Mount Everest is losing snow and turning "dry and rocky," British climber Kenton Cool, who made his 17th ascent of the world’s highest peak this week, the most by a foreigner, said on Saturday.
The 49-year-old Cool, who climbed the 8,849-meter (29,032 foot) peak for the first time in 2004, said the giant mountain appears to be drying now.
"If you go back to early mid-2000s there used to be a lot of snow," he told Reuters in an interview in Kathmandu after returning from his record-setting expedition which was confirmed by Nepali and hiking officials this week.
"A general trend of the mountain is to be more rocky and less snow ... But it changes year on year."
Cool said he had never seen the types of rock falls he saw on the Lhotse Face, along the route to the Everest summit, before.
"That shows how dry the mountain is now ... I think that is because of the lack of precipitation, a lack of snowfall.

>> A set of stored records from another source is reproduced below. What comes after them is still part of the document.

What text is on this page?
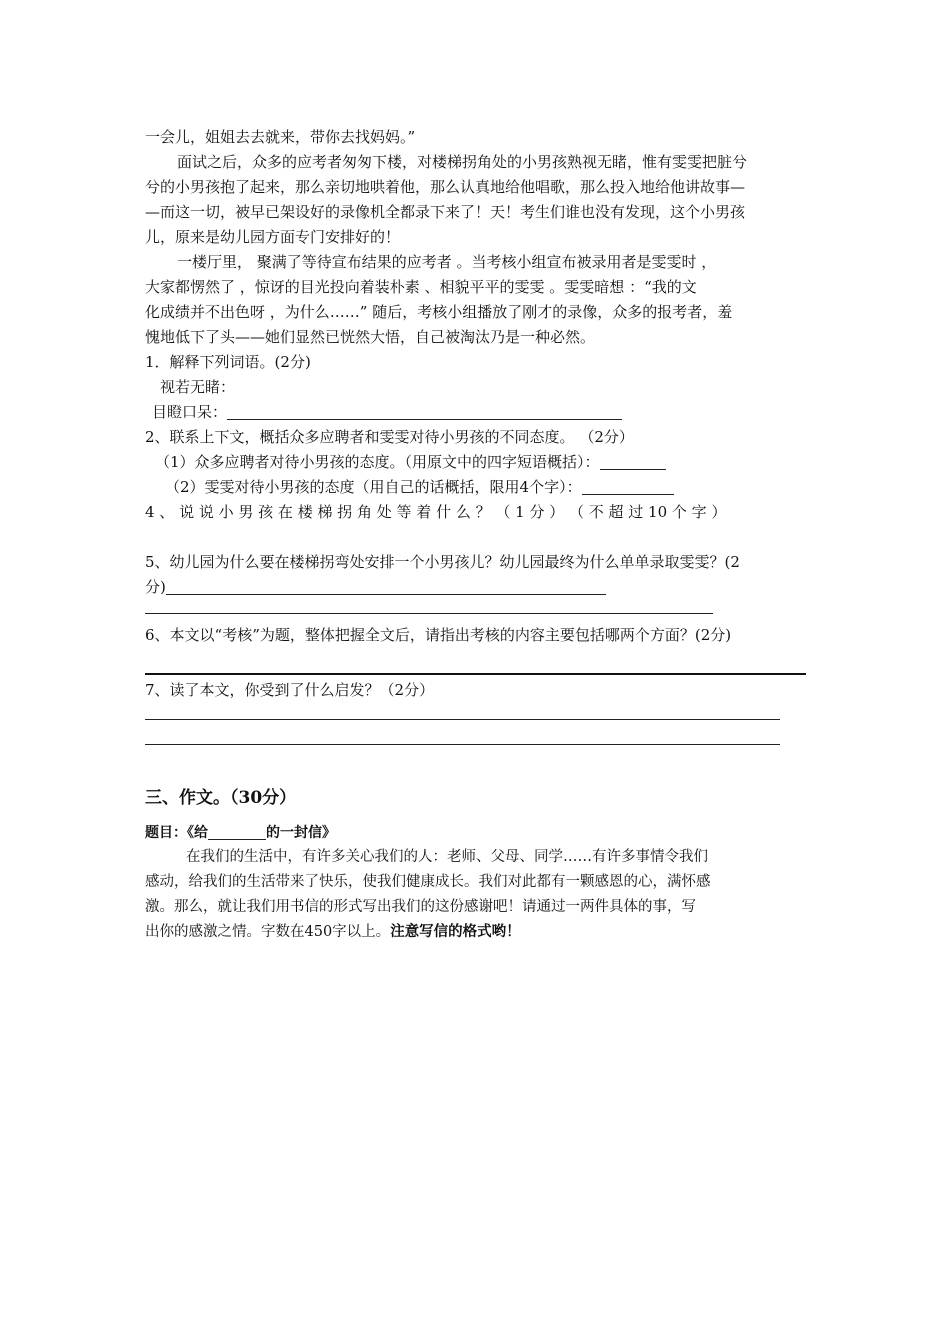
一会儿，姐姐去去就来，带你去找妈妈。”
面试之后，众多的应考者匆匆下楼，对楼梯拐角处的小男孩熟视无睹，惟有雯雯把脏兮
兮的小男孩抱了起来，那么亲切地哄着他，那么认真地给他唱歌，那么投入地给他讲故事—
—而这一切，被早已架设好的录像机全都录下来了！天！考生们谁也没有发现，这个小男孩
儿，原来是幼儿园方面专门安排好的！
一楼厅里， 聚满了等待宣布结果的应考者 。当考核小组宣布被录用者是雯雯时 ，
大家都愣然了 ，惊讶的目光投向着装朴素 、相貌平平的雯雯 。雯雯暗想 ：“我的文
化成绩并不出色呀 ，为什么……” 随后，考核小组播放了刚才的录像，众多的报考者，羞
愧地低下了头——她们显然已恍然大悟，自己被淘汰乃是一种必然。
1．解释下列词语。(2分)
视若无睹：
目瞪口呆：
2、联系上下文，概括众多应聘者和雯雯对待小男孩的不同态度。 （2分）
（1）众多应聘者对待小男孩的态度。（用原文中的四字短语概括）：
（2）雯雯对待小男孩的态度（用自己的话概括，限用4个字）：
4 、 说 说 小 男 孩 在 楼 梯 拐 角 处 等 着 什 么 ？ （ 1 分 ） （ 不 超 过 10 个 字 ）
5、幼儿园为什么要在楼梯拐弯处安排一个小男孩儿？幼儿园最终为什么单单录取雯雯？(2
分)
6、本文以“考核”为题，整体把握全文后，请指出考核的内容主要包括哪两个方面？(2分)
7、读了本文，你受到了什么启发？（2分）
三、作文。（30分）
题目：《给	的一封信》
在我们的生活中，有许多关心我们的人：老师、父母、同学……有许多事情令我们
感动，给我们的生活带来了快乐，使我们健康成长。我们对此都有一颗感恩的心，满怀感
激。那么，就让我们用书信的形式写出我们的这份感谢吧！请通过一两件具体的事，写
出你的感激之情。字数在450字以上。注意写信的格式哟！
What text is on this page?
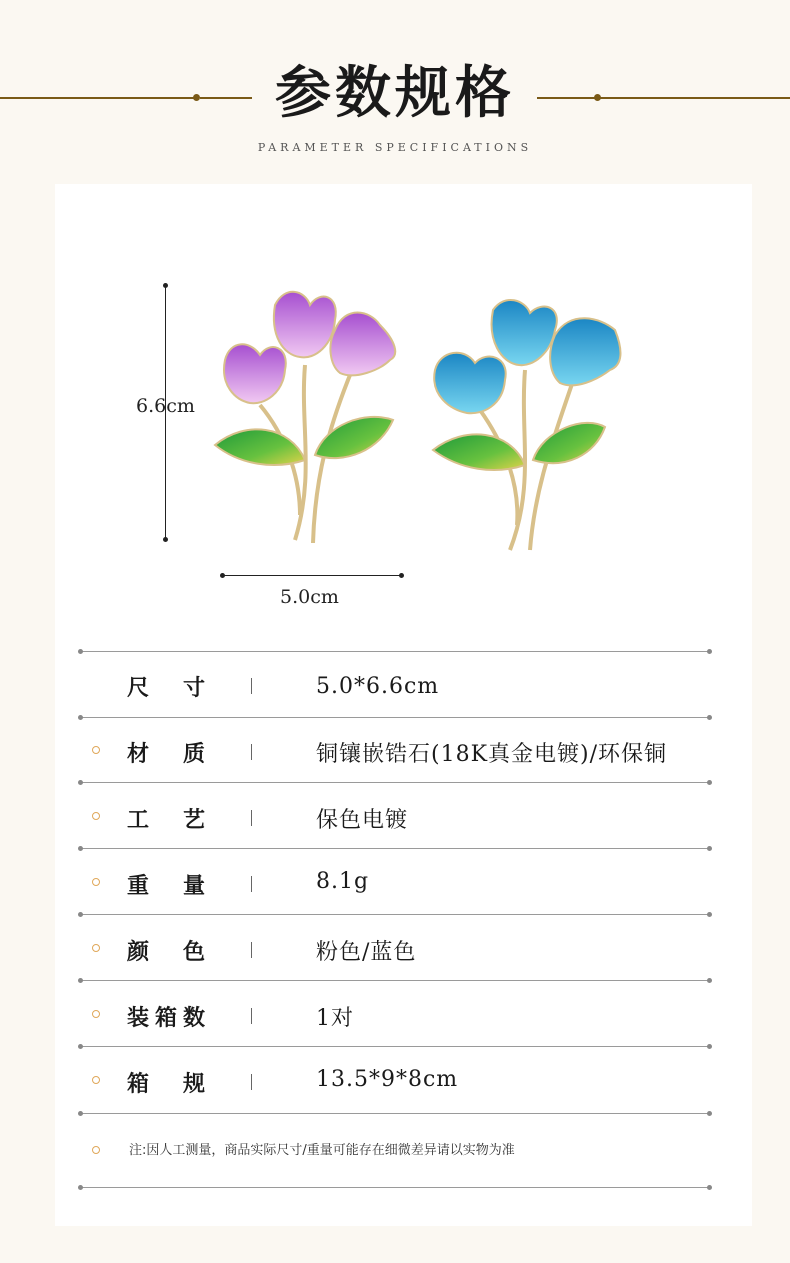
参数规格
PARAMETER SPECIFICATIONS
6.6cm
5.0cm
尺寸	5.0*6.6cm
材质	铜镶嵌锆石(18K真金电镀)/环保铜
工艺	保色电镀
重量	8.1g
颜色	粉色/蓝色
装箱数	1对
箱规	13.5*9*8cm
注:因人工测量，商品实际尺寸/重量可能存在细微差异请以实物为准
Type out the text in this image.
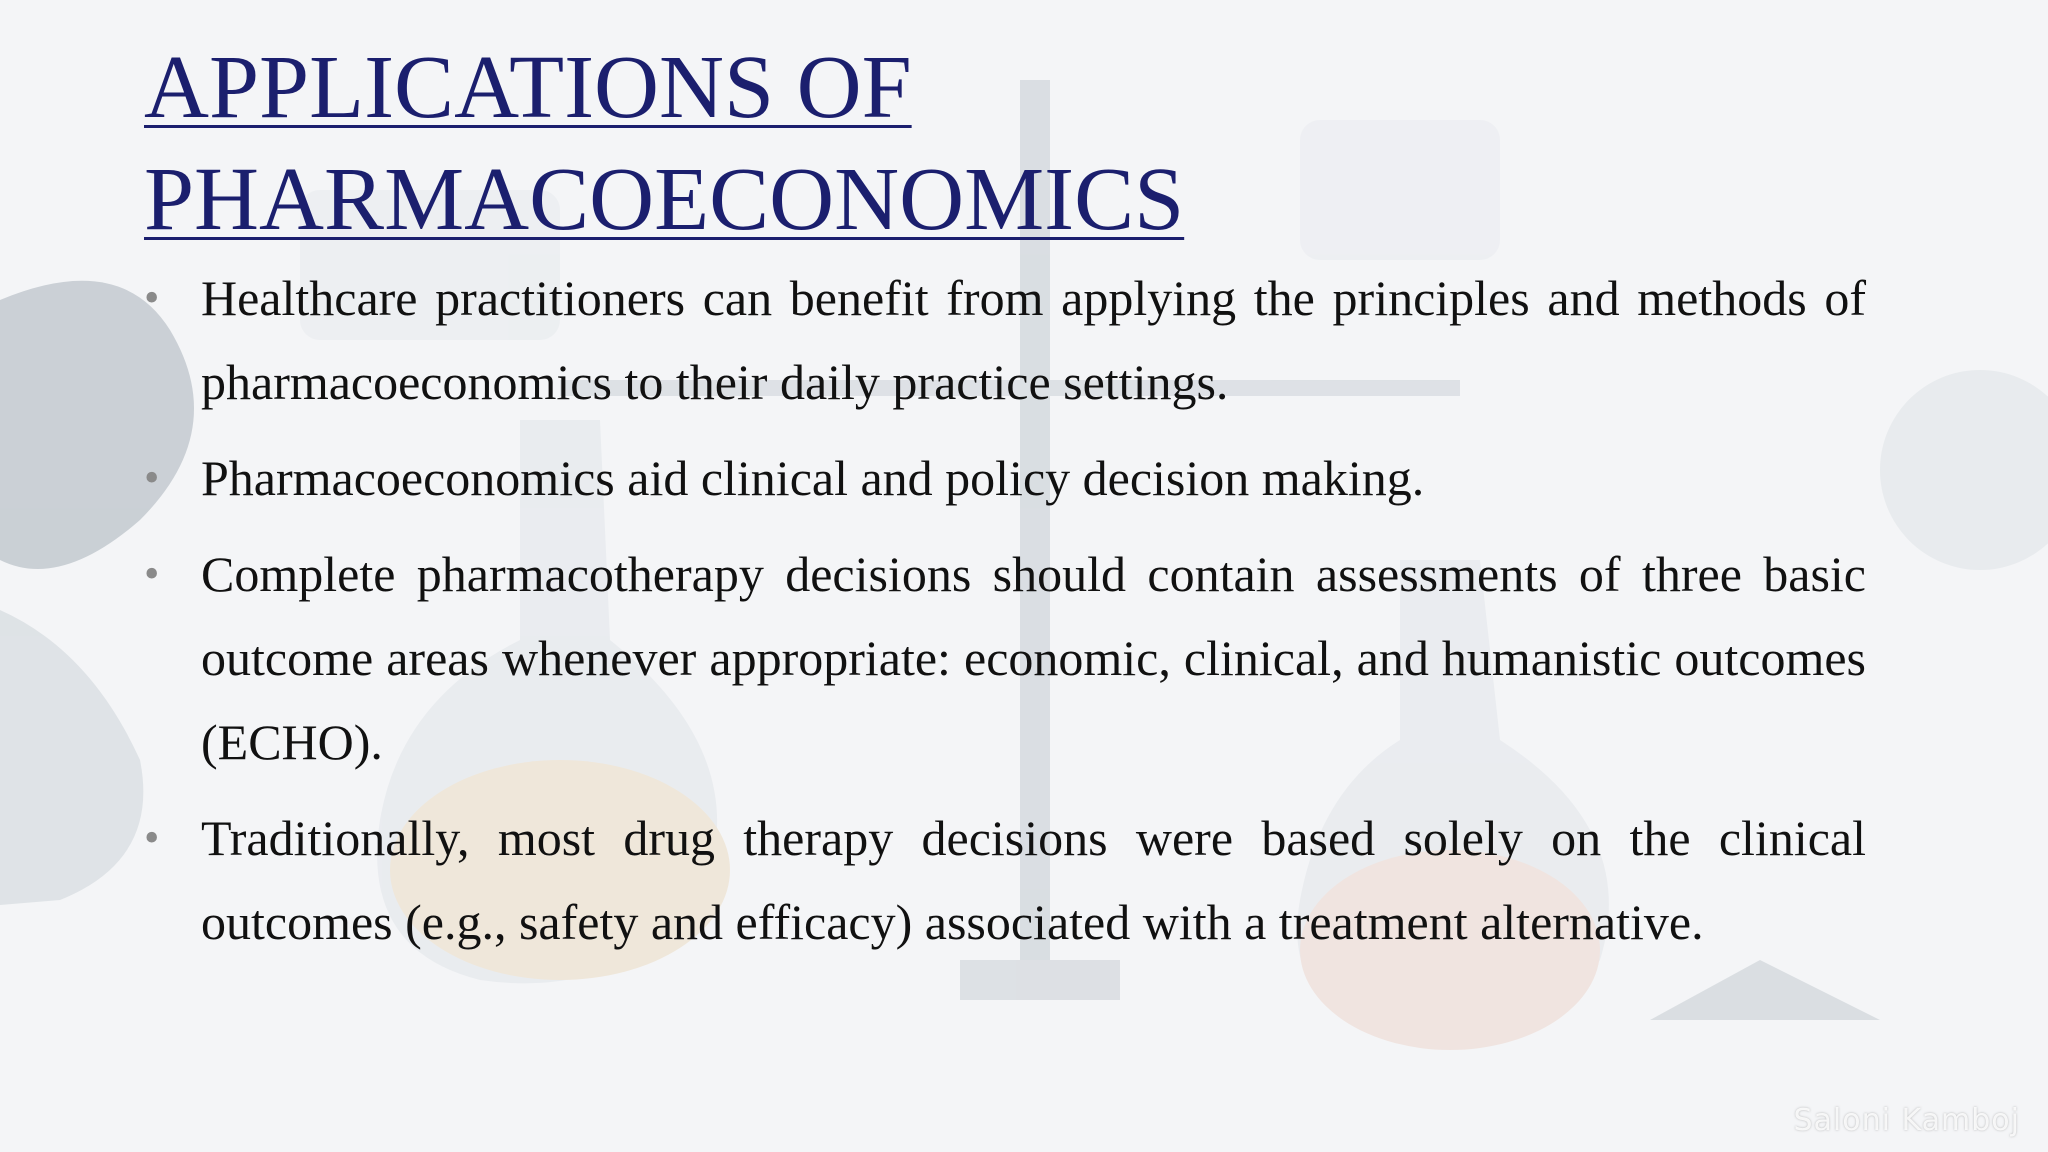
APPLICATIONS OF
PHARMACOECONOMICS
• Healthcare practitioners can benefit from applying the principles and methods of pharmacoeconomics to their daily practice settings.
• Pharmacoeconomics aid clinical and policy decision making.
• Complete pharmacotherapy decisions should contain assessments of three basic outcome areas whenever appropriate: economic, clinical, and humanistic outcomes (ECHO).
• Traditionally, most drug therapy decisions were based solely on the clinical outcomes (e.g., safety and efficacy) associated with a treatment alternative.
Saloni Kamboj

It could be global warming or any environmental change of some sort," he said.
What do scientists have to say about the change in Everest's climate
Climate scientists say the earth’s temperature has increased by an average of 0.74 degrees Celsius over the past 100 years, but warming across the Himalayas has been greater than the global averages.
Officials have said the average temperature in Nepal was rising by 0.06 degrees Celsius annually, due in part to its location between China and India, two of the world’s heaviest polluters.
Also this week, a 53-year-old Nepali guide, Kami Rita Sherpa, improved his own record of most summits after scaling Everest for the 27th time.
Cool said his 17th ascent might not be the last and he would return to the mountain next year.
But the mountaineer wants to bid good-bye to Everest after 2-3 years.
He wants to climb Nepal's Kanchenjunga, the world’s third highest peak at 8,586 meters (28,169 ft) and the 8,481-meter (27,825 ft) high Makalu, the fifth tallest.